Figure 2. FGF21 modestly induced glucose uptake, which was inhibited by anti-FGF21 neutralizing antibody.

hASC-adipocytes were treated with FGF21 for 30 minutes prior to the addition of [14C]-2DG for 30 min. a) Dose dependent effects of FGF21 on glucose uptake. N = 8 wells+S.D.; EC50 of 1.16 nM and max induction of 65% above basal signal. b) Effects of a FGF21 neutralizing antibody on the FGF21-dependent effects on glucose uptake. N = 6 wells+S.D.; induction with 32 nM FGF21 at 63% above basal, which is significantly inhibited by co-treatment with 100 ug/ml anti-FGF21 neutralizing antibody (nAb) (# p<0.05). * p<0.05 vs basal.

Figure 3. Activation of the insulin signaling pathway by FGF21 occurs downstream of IRS-1.

hASC-adipocytes were treated with insulin, without (veh, open-circles) or with 100 nM FGF21 (closed-circles) for 5 min, then assayed for a) insulin receptor tyrosine phosphorylation, b) IGF1R tyrosine phosphorylation, c) IRS1 tyrosine phosphorylation, and d) Akt serine-473 phosphorylation. The level of each phosphoprotein was normalized to their respective total protein content. Each value represents mean±S.D. from 3 replicate wells. d) Effects of insulin with or without FGF21 cotreatment on signaling. Insulin EC₅₀ is displayed. e) PathScan analyses of intracellular proteins in absence and presence of 100 nM FGF21 treated-hASC-adipocytes for 10 min. *p<0.05 vs basal. f) Phosphorylation of STAT3 upon treatment with leptin alone, FGF21 alone, or in combination.

Figure 4. The C-terminal beta-klotho binding domain of FGF21 influenced the phosphorylation of S473-Akt by insulin and FGF21 co-treatment.

hASC-adipocytes were treated with various concentrations of FGF21 (closed-shapes) or FGF21 dC10 (open-shapes), without (circles) or with 100nM insulin (squares) for 5 min, then assayed for S473-Akt phosphorylation normalized to total Akt. Data are mean±SD for 3 replicate. * p<0.05 FGF21 vs FGF21 dC10. * Significant at p<0.05.

Figure 5. Synergistic induction of glucose uptake by FGF21 and insulin co-treatment was influenced by the C-terminal beta-klotho binding domain of FGF21.

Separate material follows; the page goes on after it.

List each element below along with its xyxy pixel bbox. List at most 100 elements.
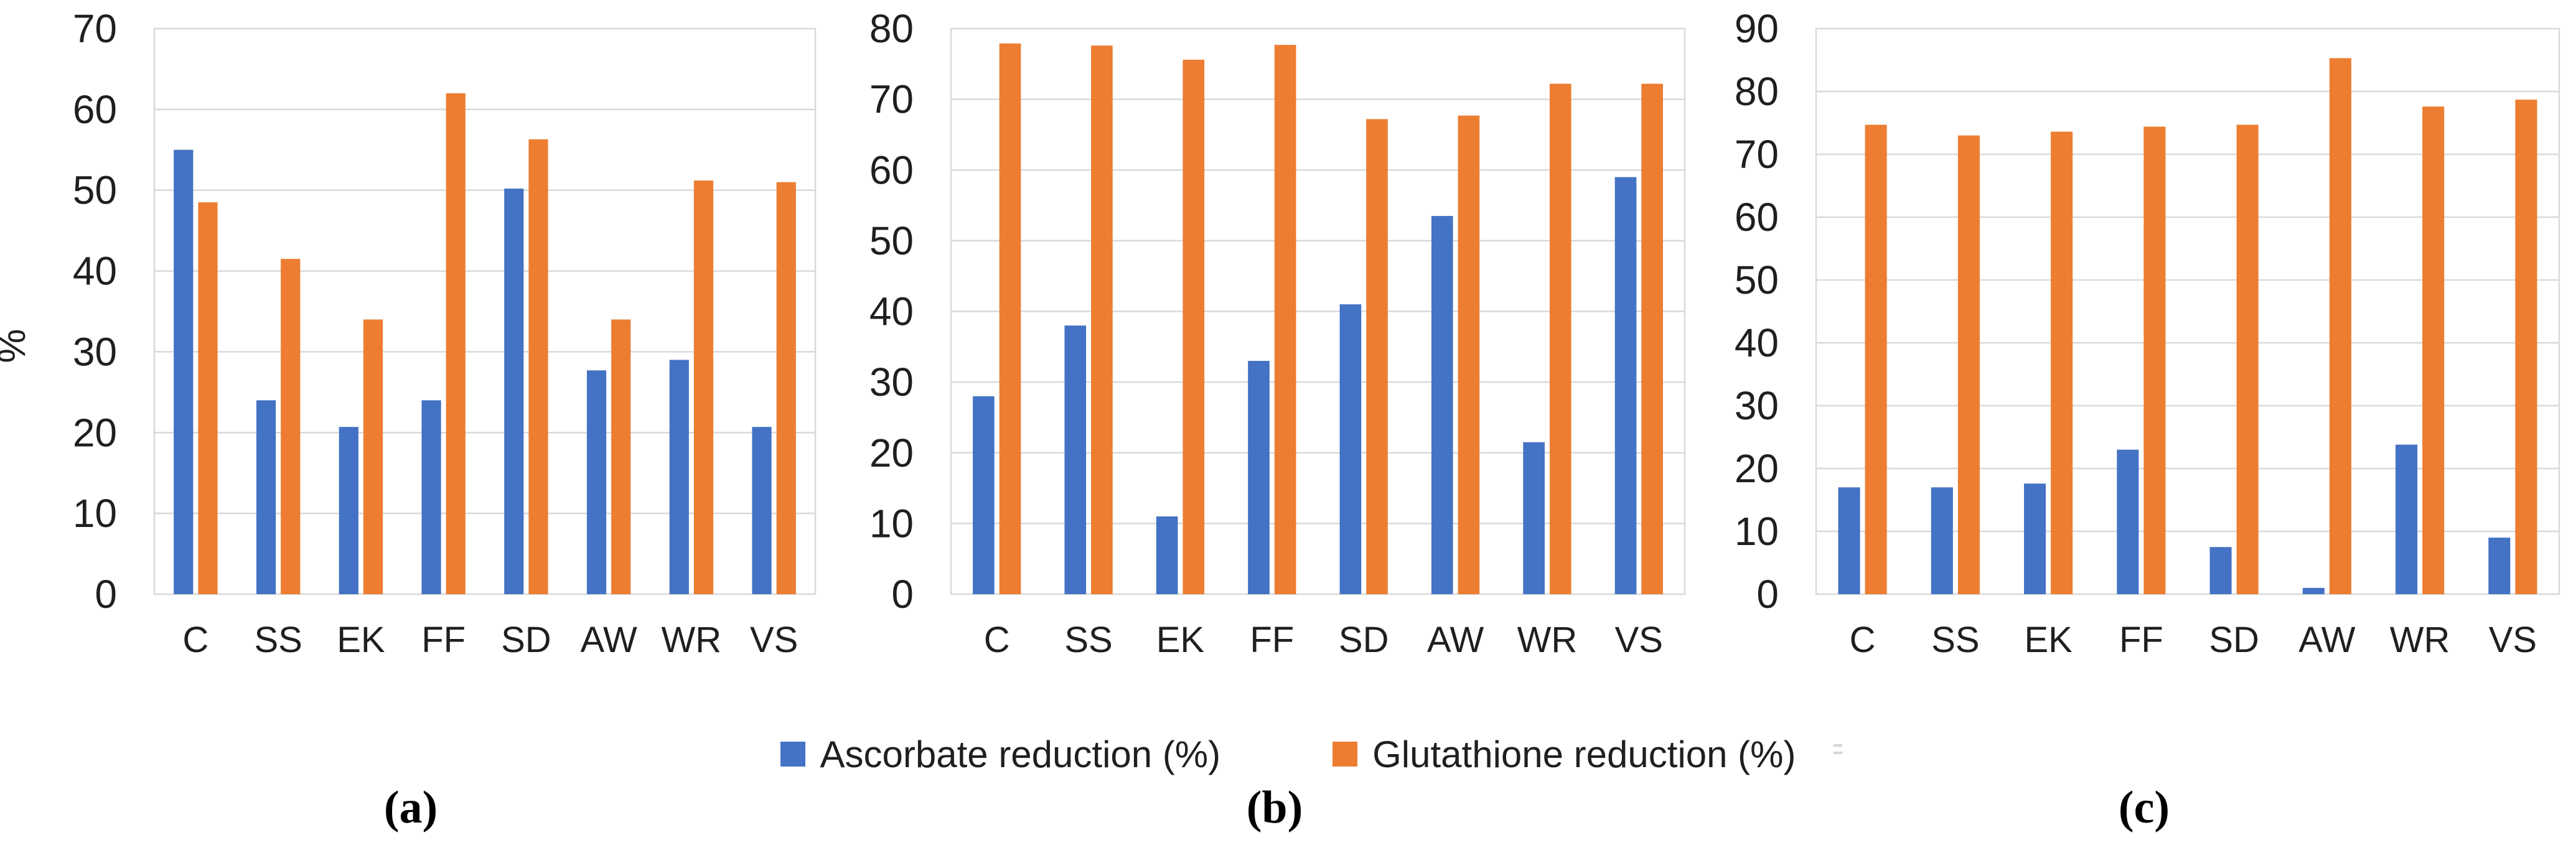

a) hASC-adipocytes were treated with insulin, with or without 100 nM FGF21, for 30 minutes, then spiked with [¹⁴C]-2DG for 30 min. * p<0.05 vs vehicle. b) hASC-adipocytes were treated with FGF21 or FGF21 dC10, with or without 100 nM insulin, for 30 minutes, then spiked with [14C]-2DG for 30 min. * p<0.05 vs 100 nM insulin only. All data are mean±SD (n = 8).

Figure 6. FGF21 and insulin synergistically induced phosphorylation of Akt substrates and ATM/ATR substrates.

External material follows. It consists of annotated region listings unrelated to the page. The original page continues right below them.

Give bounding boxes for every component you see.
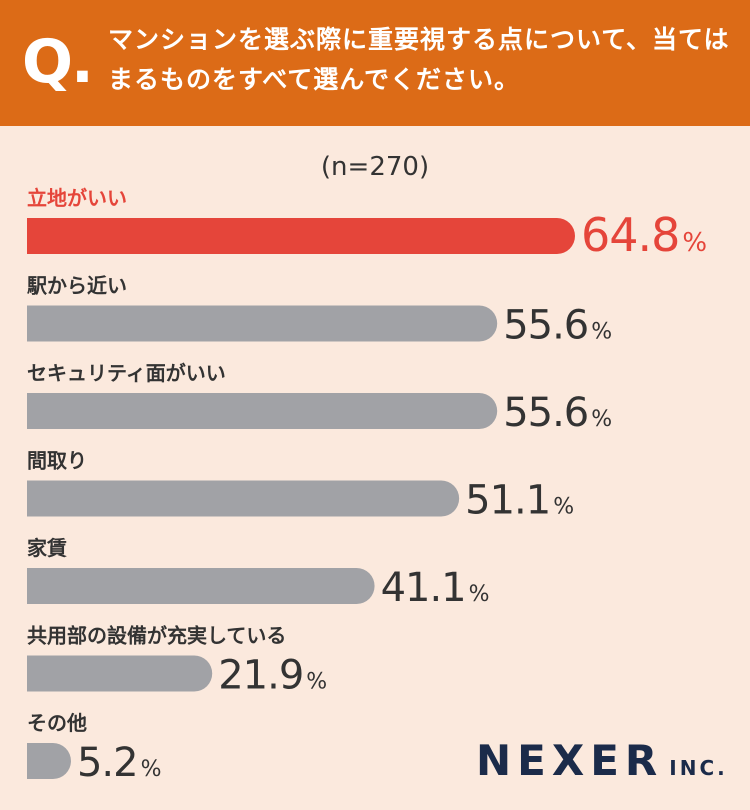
bar bbox=[27, 743, 71, 779]
bar bbox=[27, 218, 575, 254]
logo-main-text: NEXER bbox=[476, 736, 664, 785]
category-label: 間取り bbox=[27, 449, 87, 473]
category-label: 立地がいい bbox=[27, 186, 127, 210]
nexer-logo: NEXER INC. bbox=[476, 736, 728, 785]
bar bbox=[27, 655, 213, 692]
category-label: 駅から近い bbox=[26, 274, 127, 298]
value-label: 64.8% bbox=[581, 208, 707, 262]
value-label: 51.1% bbox=[465, 478, 574, 524]
category-label: 家賃 bbox=[27, 536, 67, 560]
category-label: セキュリティ面がいい bbox=[27, 361, 226, 385]
bar bbox=[27, 305, 498, 342]
category-label: 共用部の設備が充実している bbox=[27, 624, 286, 648]
logo-sub-text: INC. bbox=[669, 756, 728, 780]
question-header: Q. マンションを選ぶ際に重要視する点について、当てはまるものをすべて選んでくだ… bbox=[0, 0, 750, 126]
bar bbox=[27, 480, 460, 517]
value-label: 21.9% bbox=[218, 653, 327, 699]
question-text: マンションを選ぶ際に重要視する点について、当てはまるものをすべて選んでください。 bbox=[108, 25, 730, 94]
category-label: その他 bbox=[27, 711, 87, 735]
question-mark: Q. bbox=[22, 27, 94, 97]
value-label: 5.2% bbox=[77, 740, 162, 786]
value-label: 55.6% bbox=[503, 390, 612, 436]
value-label: 55.6% bbox=[503, 303, 612, 349]
bar bbox=[27, 393, 498, 429]
value-label: 41.1% bbox=[381, 565, 490, 611]
bar bbox=[27, 568, 375, 604]
sample-size-label: (n=270) bbox=[320, 152, 430, 182]
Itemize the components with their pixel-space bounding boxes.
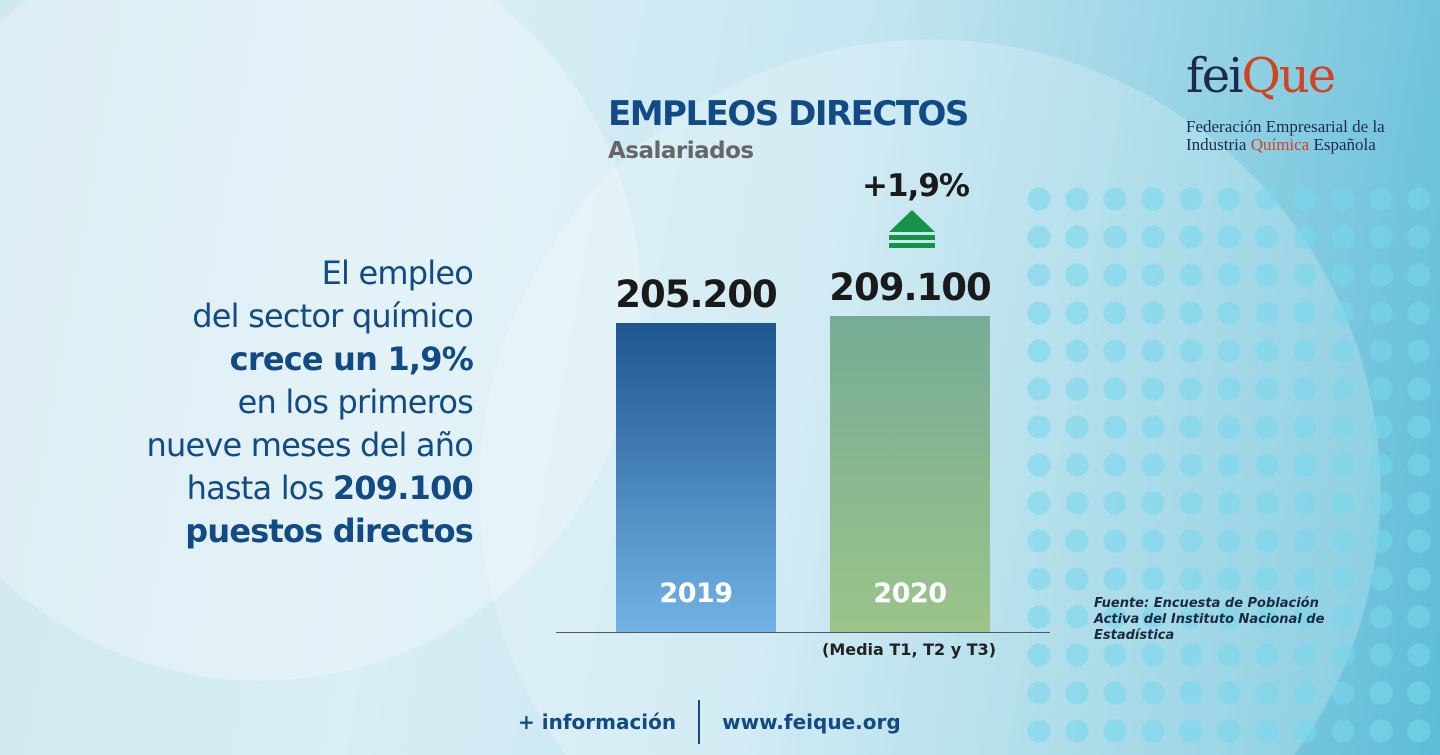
headline: El empleo del sector químico crece un 1,… bbox=[146, 254, 474, 550]
up-arrow-icon bbox=[889, 210, 935, 248]
chart-subtitle: Asalariados bbox=[608, 138, 754, 164]
footer-divider bbox=[698, 700, 701, 744]
x-tick-label: 2019 bbox=[659, 578, 733, 609]
chart-title: EMPLEOS DIRECTOS bbox=[608, 94, 969, 134]
bar-2020 bbox=[830, 316, 990, 632]
more-info-link[interactable]: + información bbox=[518, 710, 677, 734]
bar-2019 bbox=[616, 322, 776, 632]
footer: + información www.feique.org bbox=[518, 700, 901, 744]
x-axis-line bbox=[556, 632, 1050, 633]
feique-logo: feiQue Federación Empresarial de la Indu… bbox=[1186, 48, 1385, 154]
bar-value-label: 205.200 bbox=[615, 272, 778, 316]
x-tick-label: 2020 bbox=[873, 578, 947, 609]
website-link[interactable]: www.feique.org bbox=[722, 710, 901, 734]
source-note: Fuente: Encuesta de Población Activa del… bbox=[1094, 596, 1325, 643]
change-label: +1,9% bbox=[862, 168, 970, 204]
bg-dots bbox=[1020, 180, 1440, 755]
chart-note: (Media T1, T2 y T3) bbox=[822, 640, 997, 659]
bar-value-label: 209.100 bbox=[829, 266, 992, 309]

hASC-adipocytes were treated with FGF21 (10 nM) either alone or in combination with insulin (10 nM) for 30 min prior to harvest. hASC-adipocytes. a) Levels of phosphorylation of Akt substrates were assessed by western blot using a phospho-specific antibody recognizing proteins with the motif RXX(s/t). b) Levels of phosphorylation of ATM/ATR substrates were determined using a phospho-specific antibody recognizing proteins with the motif sQ.